(Caveat: There currently isn’t an avenue where you can lodge notice of your groundup’s existence and activities, so when we say “registering”, we’re typically referring to registering your groundup as a legal entity with ACRA or the Registry of Societies.)
At the early stages (and sometimes even in the later stages) of running a groundup, we often have to contend with the question of whether to register and the murky unknowns it consists of. If you’ve weighed the costs and benefits of registering and have decided to go ahead and register, this article aims to clear up some of those murky unknowns. There are in fact 9 entity options available to register as. But don’t get too overwhelmed by the number of options because they can be broadly broken down into two routes – the non-profit organisation (NPO) route or the social enterprise route.
What’s the difference between the two routes?
Both NPOs and social enterprises seek to serve social needs, but the main difference between the two is that social enterprises have a business model (meaning they sell a product or service) to generate the bulk of their income, while NPOs traditionally rely on donations and grants as their main source of income. Read on to find out more about the two routes.
Going the NPO route
There are 4 different types of entities you could register an NPO as – Charitable Trust, Co-operative, Company Limited by Guarantee (CLG) and Society. Charitable Trusts and Co-operatives are used in more specialised circumstances, so the bulk of NPOs are usually registered as either CLGs or societies. Registering as a CLG allows for more control as the decision-making usually lies with the board of directors, while societies will have to get members to vote in certain major decisions. But as a tradeoff for the more centralised control, CLGs are more heavily scrutinised than societies, requiring more administrative work (and often, fees) to comply with the governing laws.
Registering as an NPO doesn’t immediately mean you are a charity. Both CLGs and societies can go on to become charities, but charity status has to be applied for with the Commissioner of Charities. Only upon approval as a charity will full tax exemption be enjoyed, and to be able to issue tax-deduction receipts, there is a further step of applying as an IPC. This is a long journey that could take at least 3 years, as the audited financial statements for the preceding 3 years as a charity are usually requested during the IPC application process.
Going the social enterprise route
There is no special entity type for social enterprises in Singapore, so they are usually registered as companies.
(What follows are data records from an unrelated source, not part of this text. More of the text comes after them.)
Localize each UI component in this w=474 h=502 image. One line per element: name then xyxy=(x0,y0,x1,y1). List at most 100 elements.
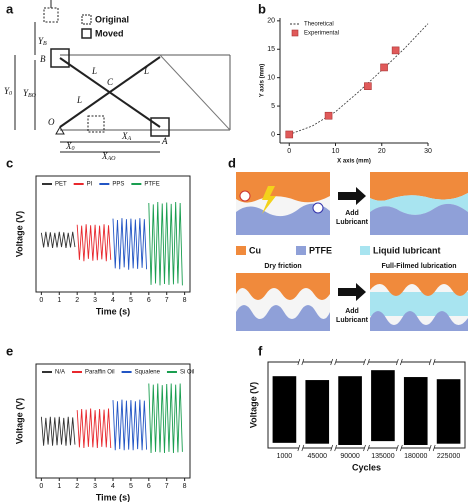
x-tick-label: 4 xyxy=(111,483,115,490)
series-line xyxy=(76,408,112,448)
liquid-layer xyxy=(370,193,468,215)
y-tick-label: 10 xyxy=(267,75,275,82)
series-line xyxy=(112,399,148,451)
axis-break-gap xyxy=(430,447,435,449)
x-tick-label: 0 xyxy=(287,148,291,155)
x-tick-label: 0 xyxy=(39,483,43,490)
y-tick-label: 20 xyxy=(267,18,275,25)
legend-label: Paraffin Oil xyxy=(85,370,115,376)
x-tick-label: 225000 xyxy=(437,453,460,460)
axis-break xyxy=(396,358,399,366)
series-line xyxy=(40,231,76,249)
panel-labels: a b c d e f xyxy=(6,1,266,358)
cu-layer xyxy=(370,273,468,296)
legend-swatch xyxy=(236,246,246,255)
signal-block xyxy=(436,379,461,444)
label-sub: 0 xyxy=(9,91,12,97)
marker xyxy=(324,111,333,120)
x-tick-label: 0 xyxy=(39,297,43,304)
x-tick-label: 8 xyxy=(183,483,187,490)
axis-break-gap xyxy=(364,447,369,449)
y-tick-label: 15 xyxy=(267,46,275,53)
caption: Full-Filmed lubrication xyxy=(381,263,456,270)
label-main: C xyxy=(107,77,114,87)
axis-break xyxy=(334,358,337,366)
label-sub: BO xyxy=(28,93,37,99)
x-tick-label: 2 xyxy=(75,483,79,490)
label-main: A xyxy=(161,136,168,146)
label-sub: A xyxy=(127,136,132,142)
legend-label: Original xyxy=(95,14,129,24)
diagram-a xyxy=(14,0,231,153)
axis-break xyxy=(330,358,333,366)
panel-label: d xyxy=(228,155,236,170)
legend-label: N/A xyxy=(55,370,65,376)
axis-break-gap xyxy=(298,361,303,363)
marker xyxy=(391,46,400,55)
legend-label: PTFE xyxy=(144,182,159,188)
arrow-label: Lubricant xyxy=(336,317,369,324)
legend-label: PPS xyxy=(112,182,124,188)
marker xyxy=(364,82,372,90)
y-axis-label: Y axis (mm) xyxy=(260,64,266,98)
axis-break xyxy=(367,444,370,452)
ptfe-layer xyxy=(370,311,468,331)
label-sub: AO xyxy=(107,156,117,162)
label-main: Y xyxy=(4,86,10,96)
axis-break xyxy=(301,444,305,452)
legend-marker xyxy=(291,29,299,37)
axis-break xyxy=(428,444,432,452)
axis-break-gap xyxy=(331,361,336,363)
x-tick-label: 180000 xyxy=(404,453,427,460)
series-line xyxy=(76,224,112,262)
spark xyxy=(262,186,276,214)
cu-layer xyxy=(236,273,330,300)
axis-break xyxy=(396,444,399,452)
axis-break xyxy=(400,444,403,452)
x-tick-label: 5 xyxy=(129,297,133,304)
label: C xyxy=(107,77,114,87)
arrow xyxy=(338,187,366,205)
label-main: X xyxy=(121,131,128,141)
label: A xyxy=(161,136,168,146)
x-axis-label: Time (s) xyxy=(96,492,130,502)
signal-block xyxy=(403,377,428,445)
axis-break xyxy=(330,444,333,452)
x-tick-label: 3 xyxy=(93,297,97,304)
x-tick-label: 1 xyxy=(57,297,61,304)
legend-label: Cu xyxy=(249,245,261,255)
label: Y0 xyxy=(4,86,12,97)
legend-swatch xyxy=(296,246,306,255)
panel-label: c xyxy=(6,155,13,170)
axis-break xyxy=(432,358,436,366)
label-main: L xyxy=(91,66,97,76)
x-tick-label: 1 xyxy=(57,483,61,490)
x-tick-label: 2 xyxy=(75,297,79,304)
plot-frame xyxy=(267,361,466,449)
label: YBO xyxy=(23,88,37,99)
axis-break xyxy=(363,358,366,366)
label-main: B xyxy=(40,54,46,64)
ptfe-layer xyxy=(370,203,468,235)
label-main: X xyxy=(101,151,108,161)
series-line xyxy=(112,218,148,270)
label: B xyxy=(40,54,46,64)
signal-block xyxy=(305,380,330,444)
label: XAO xyxy=(101,151,116,162)
label-main: Y xyxy=(23,88,29,98)
caption: Dry friction xyxy=(264,263,301,270)
legend-label: Experimental xyxy=(304,31,339,37)
legend-label: Moved xyxy=(95,28,124,38)
signal-block xyxy=(338,376,362,445)
label: L xyxy=(76,95,82,105)
x-axis-label: Cycles xyxy=(352,462,381,472)
arrow-label: Lubricant xyxy=(336,219,369,226)
label-main: O xyxy=(48,117,55,127)
legend-swatch xyxy=(81,28,92,39)
axis-break-gap xyxy=(430,361,435,363)
charge xyxy=(239,190,251,202)
series-line xyxy=(40,416,76,446)
x-tick-label: 3 xyxy=(93,483,97,490)
legend-label: Si Oil xyxy=(180,370,194,376)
However, social enterprises can also sign up as a member with raiSE, and in doing so they are recognised as a social enterprise by the national body.
There are 5 different types of entities you could register your social enterprise as – Sole Proprietor, General Partnership, Limited Partnership, Limited Liability Partnership and Private Limited.
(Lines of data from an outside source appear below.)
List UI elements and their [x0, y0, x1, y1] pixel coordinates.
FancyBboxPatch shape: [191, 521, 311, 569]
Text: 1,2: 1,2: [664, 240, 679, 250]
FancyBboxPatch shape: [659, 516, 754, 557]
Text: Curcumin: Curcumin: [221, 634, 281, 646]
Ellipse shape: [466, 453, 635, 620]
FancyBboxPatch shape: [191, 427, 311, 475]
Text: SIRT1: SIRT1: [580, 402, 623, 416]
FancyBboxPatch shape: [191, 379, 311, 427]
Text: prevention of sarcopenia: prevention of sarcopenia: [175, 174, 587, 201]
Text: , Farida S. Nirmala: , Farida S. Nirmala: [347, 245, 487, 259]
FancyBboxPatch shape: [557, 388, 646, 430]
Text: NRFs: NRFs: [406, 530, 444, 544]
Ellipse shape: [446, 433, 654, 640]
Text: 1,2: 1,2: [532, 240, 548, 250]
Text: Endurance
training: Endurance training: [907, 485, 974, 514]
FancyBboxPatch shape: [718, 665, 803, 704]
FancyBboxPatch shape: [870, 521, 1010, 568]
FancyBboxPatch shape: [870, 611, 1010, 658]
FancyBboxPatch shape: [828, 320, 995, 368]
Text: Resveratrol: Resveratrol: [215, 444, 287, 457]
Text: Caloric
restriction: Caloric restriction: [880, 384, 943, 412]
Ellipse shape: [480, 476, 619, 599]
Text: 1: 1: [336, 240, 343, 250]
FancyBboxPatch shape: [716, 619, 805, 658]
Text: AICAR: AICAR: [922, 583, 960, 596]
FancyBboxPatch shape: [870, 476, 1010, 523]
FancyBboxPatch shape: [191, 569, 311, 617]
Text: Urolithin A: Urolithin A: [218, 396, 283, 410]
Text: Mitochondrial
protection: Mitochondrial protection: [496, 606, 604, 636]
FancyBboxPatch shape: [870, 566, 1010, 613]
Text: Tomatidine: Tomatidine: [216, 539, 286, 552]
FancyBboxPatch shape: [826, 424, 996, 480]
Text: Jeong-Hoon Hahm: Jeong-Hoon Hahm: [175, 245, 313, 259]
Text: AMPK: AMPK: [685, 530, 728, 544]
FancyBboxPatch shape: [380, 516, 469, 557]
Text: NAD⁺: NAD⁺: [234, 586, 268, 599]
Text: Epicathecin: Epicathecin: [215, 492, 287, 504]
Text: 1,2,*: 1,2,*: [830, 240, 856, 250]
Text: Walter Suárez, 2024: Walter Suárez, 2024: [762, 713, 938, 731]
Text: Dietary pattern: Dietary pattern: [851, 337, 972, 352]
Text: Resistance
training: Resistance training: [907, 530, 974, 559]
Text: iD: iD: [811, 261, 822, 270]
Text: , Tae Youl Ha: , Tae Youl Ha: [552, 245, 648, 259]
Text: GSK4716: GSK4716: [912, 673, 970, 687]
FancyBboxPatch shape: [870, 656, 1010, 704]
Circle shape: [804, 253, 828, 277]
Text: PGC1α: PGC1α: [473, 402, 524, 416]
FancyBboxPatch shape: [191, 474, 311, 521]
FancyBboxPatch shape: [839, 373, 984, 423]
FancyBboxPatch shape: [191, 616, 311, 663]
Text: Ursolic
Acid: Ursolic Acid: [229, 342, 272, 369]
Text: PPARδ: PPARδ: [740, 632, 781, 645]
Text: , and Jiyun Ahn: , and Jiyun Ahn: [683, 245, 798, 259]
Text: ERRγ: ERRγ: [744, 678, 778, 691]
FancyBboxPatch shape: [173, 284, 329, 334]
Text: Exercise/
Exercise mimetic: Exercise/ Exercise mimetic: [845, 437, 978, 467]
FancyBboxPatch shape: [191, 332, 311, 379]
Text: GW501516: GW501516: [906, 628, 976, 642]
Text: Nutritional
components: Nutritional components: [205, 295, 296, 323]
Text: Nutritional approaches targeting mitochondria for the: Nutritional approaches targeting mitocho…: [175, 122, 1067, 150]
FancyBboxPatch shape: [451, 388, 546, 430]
If you’re the sole driver of your groundup, you can either register as a Sole Proprietor or a Private Limited Company (Pte Ltd). As a sole proprietor, there is no mitigation of personal liability – you are still personally liable for the happenings of the business – but the Simplified Record Keeping Requirements for Small Businesses gives you the leeway of remaining haphazard for a while longer. Conversely, registering as a Pte Ltd means you will have to pay more attention to administrative duties, but enjoy the benefits of limited liability.
If you have trusted partners working with you on your groundup, you can consider registering as either a partnership or a Private Limited Company (Pte Ltd). Three types of partnerships are available, but a Limited Liability Partnership (LLP) is usually preferred over a General Partnership or a Limited Partnership, as it gives the owners the protection of limited liability (Note: they are still liable if there is fraud or personal negligence).
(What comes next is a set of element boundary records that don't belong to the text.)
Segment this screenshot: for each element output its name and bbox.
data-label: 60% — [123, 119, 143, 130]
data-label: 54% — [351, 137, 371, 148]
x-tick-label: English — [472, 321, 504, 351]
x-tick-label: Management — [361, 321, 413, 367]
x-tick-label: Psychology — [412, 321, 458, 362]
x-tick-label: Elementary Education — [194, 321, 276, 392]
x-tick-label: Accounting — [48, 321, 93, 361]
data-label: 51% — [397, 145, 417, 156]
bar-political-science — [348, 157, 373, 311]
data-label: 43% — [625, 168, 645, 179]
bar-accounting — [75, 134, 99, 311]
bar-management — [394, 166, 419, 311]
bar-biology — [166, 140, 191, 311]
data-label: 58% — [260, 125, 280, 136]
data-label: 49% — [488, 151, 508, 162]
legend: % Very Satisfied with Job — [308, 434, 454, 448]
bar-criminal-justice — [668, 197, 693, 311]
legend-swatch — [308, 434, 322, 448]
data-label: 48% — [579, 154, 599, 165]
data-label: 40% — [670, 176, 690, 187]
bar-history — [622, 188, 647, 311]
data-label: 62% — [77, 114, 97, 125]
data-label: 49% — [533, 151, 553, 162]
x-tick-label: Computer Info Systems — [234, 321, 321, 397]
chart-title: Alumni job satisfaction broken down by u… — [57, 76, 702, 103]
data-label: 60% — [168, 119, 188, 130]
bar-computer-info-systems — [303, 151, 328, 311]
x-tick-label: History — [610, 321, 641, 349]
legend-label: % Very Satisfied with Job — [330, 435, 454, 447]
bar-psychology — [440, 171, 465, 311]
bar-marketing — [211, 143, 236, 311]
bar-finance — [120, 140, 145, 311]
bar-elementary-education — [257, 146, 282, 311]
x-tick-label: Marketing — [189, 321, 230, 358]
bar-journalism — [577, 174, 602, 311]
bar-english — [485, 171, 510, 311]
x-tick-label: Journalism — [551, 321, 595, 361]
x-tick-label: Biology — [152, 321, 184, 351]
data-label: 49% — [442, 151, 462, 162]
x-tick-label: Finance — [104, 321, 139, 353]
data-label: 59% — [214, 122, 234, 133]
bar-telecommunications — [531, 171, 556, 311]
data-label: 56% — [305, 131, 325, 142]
Then, the choice is between an LLP and a Pte Ltd. In choosing between the two, there are a number of things to think about. You might want to consider future plans like your exit strategy – going for a Pte Ltd may allow you to transit into an exit more easily as ownership is determined by shares. Consider also the tax implications – profits of LLPs are taxed based on personal income tax rates of each individual owner, while corporate tax rates (and possibly exemptions for new companies) apply for Pte Ltd companies. LLPs also generally require less administrative work than Pte Ltd companies, so that’s another thing to factor in.
There are some instances where groundups find themselves in a rather unique position – they are self-funded and able to sustain their operations that way, but are looking to register either for credibility or reduction of liability reasons. In this case, following the social enterprise route (even though there is no business model) would make the most sense as it allows the founder to retain decision-making control.
Choosing which entity to register as is certainly not easy as there are many moving parts to consider at the same time. Take your time to think about what you would like to achieve with your groundup, your motivations for registering, and how much control over the decision-making process you would like to retain.
Want to find out more in greater detail? Check out LegaleSE, a legal handbook for community organisations published by the Law Society of Singapore, or write in to make an appointment for a consultation with a pro bono lawyer at email@example.com.
The lawyers reading this may frown upon the technicality of some of the terms used in this article. I just tried my best to keep it as layman as possible, so don’t judge me (pun intended) please, thanks!